In 3 dimensions, you can argue geometrically. If the axis of the rotation is in the direction of $\mathbf{k}$, and the angle between $\mathbf{v}$ and $\mathbf{k}$ is $\phi$, then the angle between $R^n\mathbf{v}$ and $\mathbf{k}$ will also be $\phi$, for any $n$. So the rotated vectors lie on a cone with $\mathbf{k}$ as axis; only if $\mathbf{v}$ and $\mathbf{k}$ are perpendicular (or $\phi = \pi$) will $R^2\mathbf{v}$ lie in the same plane as $\mathbf{v}$ and $R\mathbf{v}$.

As for other matrices, you are essentially asking whether the matrix $R^2-c_1R-c_2I$ has an eigenvector with eigenvalue $0$, so has zero determinant. Applying this condition will give (in the technical sense - you get a cubic relation between $c_1$ and $c_2$) a set of possible values of $c_1$ and $c_2$ and so some vectors $v$ for which this is true. If you want it to be true for every vector, then you need matrix $R$ to satisfy the quadratic equation $R^2-c_1R-c_2I=0$, for some $c_1, c_2$.

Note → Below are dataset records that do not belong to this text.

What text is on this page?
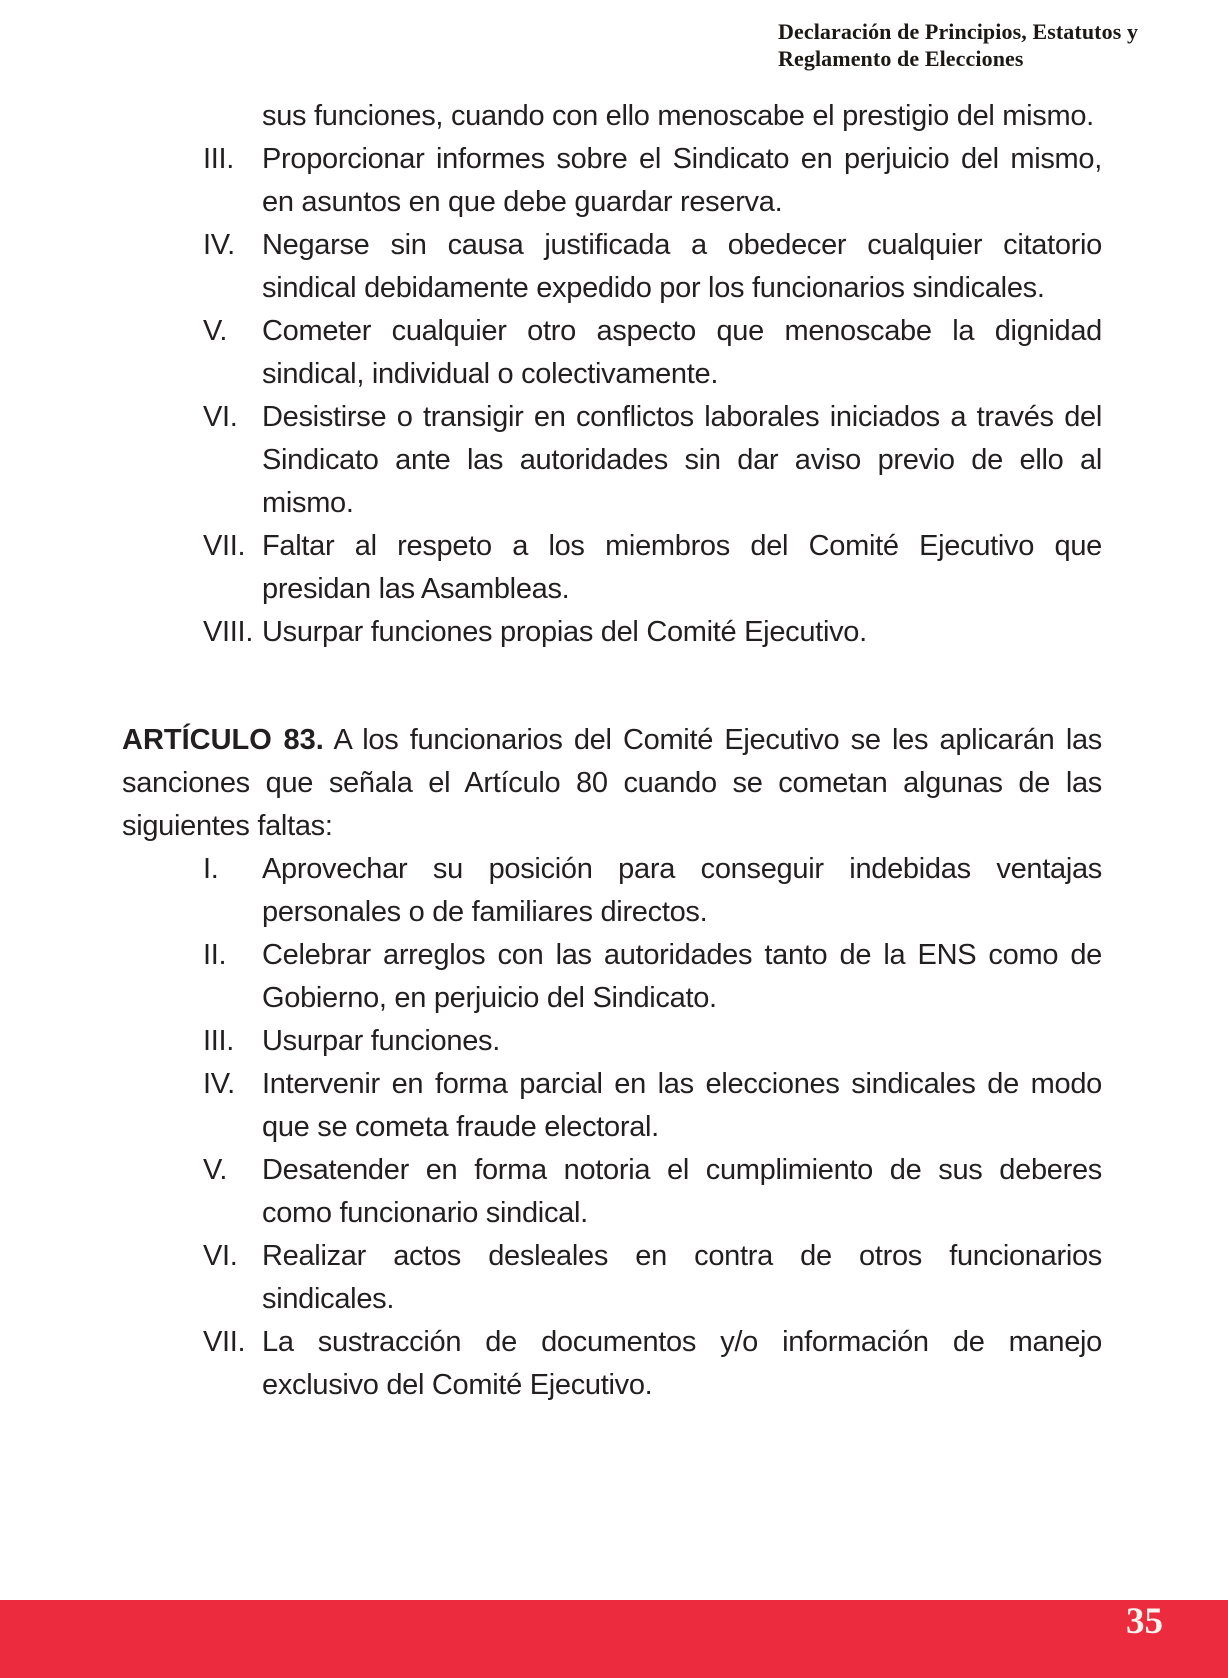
Declaración de Principios, Estatutos y
Reglamento de Elecciones
sus funciones, cuando con ello menoscabe el prestigio del mismo.
III. Proporcionar informes sobre el Sindicato en perjuicio del mismo, en asuntos en que debe guardar reserva.
IV. Negarse sin causa justificada a obedecer cualquier citatorio sindical debidamente expedido por los funcionarios sindicales.
V.	Cometer cualquier otro aspecto que menoscabe la dignidad sindical, individual o colectivamente.
VI. Desistirse o transigir en conflictos laborales iniciados a través del Sindicato ante las autoridades sin dar aviso previo de ello al mismo.
VII. Faltar al respeto a los miembros del Comité Ejecutivo que presidan las Asambleas.
VIII. Usurpar funciones propias del Comité Ejecutivo.
ARTÍCULO 83. A los funcionarios del Comité Ejecutivo se les aplicarán las sanciones que señala el Artículo 80 cuando se cometan algunas de las siguientes faltas:
I.	Aprovechar su posición para conseguir indebidas ventajas personales o de familiares directos.
II.	Celebrar arreglos con las autoridades tanto de la ENS como de Gobierno, en perjuicio del Sindicato.
III. Usurpar funciones.
IV. Intervenir en forma parcial en las elecciones sindicales de modo que se cometa fraude electoral.
V.	Desatender en forma notoria el cumplimiento de sus deberes como funcionario sindical.
VI. Realizar actos desleales en contra de otros funcionarios sindicales.
VII. La sustracción de documentos y/o información de manejo exclusivo del Comité Ejecutivo.
35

In the case of $\mathbb{R}^n$, you can use the fact that orthogonal matrices can always be brought, by an orthonormal change of basis, into block diagonal form, with each block being a $2 \times 2$ rotation matrix, unless $n$ is odd, in which case one of the blocks is just $1$. Then the condition $\det(R^2-c_1R-c_2I) = 0 $ must hold for at least one of the blocks. With the $2 \times 2$ rotation having angle $\theta$ this reduces to $$(c_1- (1-c_2)\cos \theta)^2+\sin^2 \theta (c_2+1)^2=0.$$ One possibility is $\theta = 0$ or $\pi$, giving $c_1=\pm(1-c_2)$, but this is the rather trivial case. The other possibility is that $c_2=-1$ in which case, $c_1=2\cos \theta$. This case corresponds to the fact that any vector in the two-dimensional eigenspace corresponding to the block you have chosen will have all its rotations in the same hyperplane.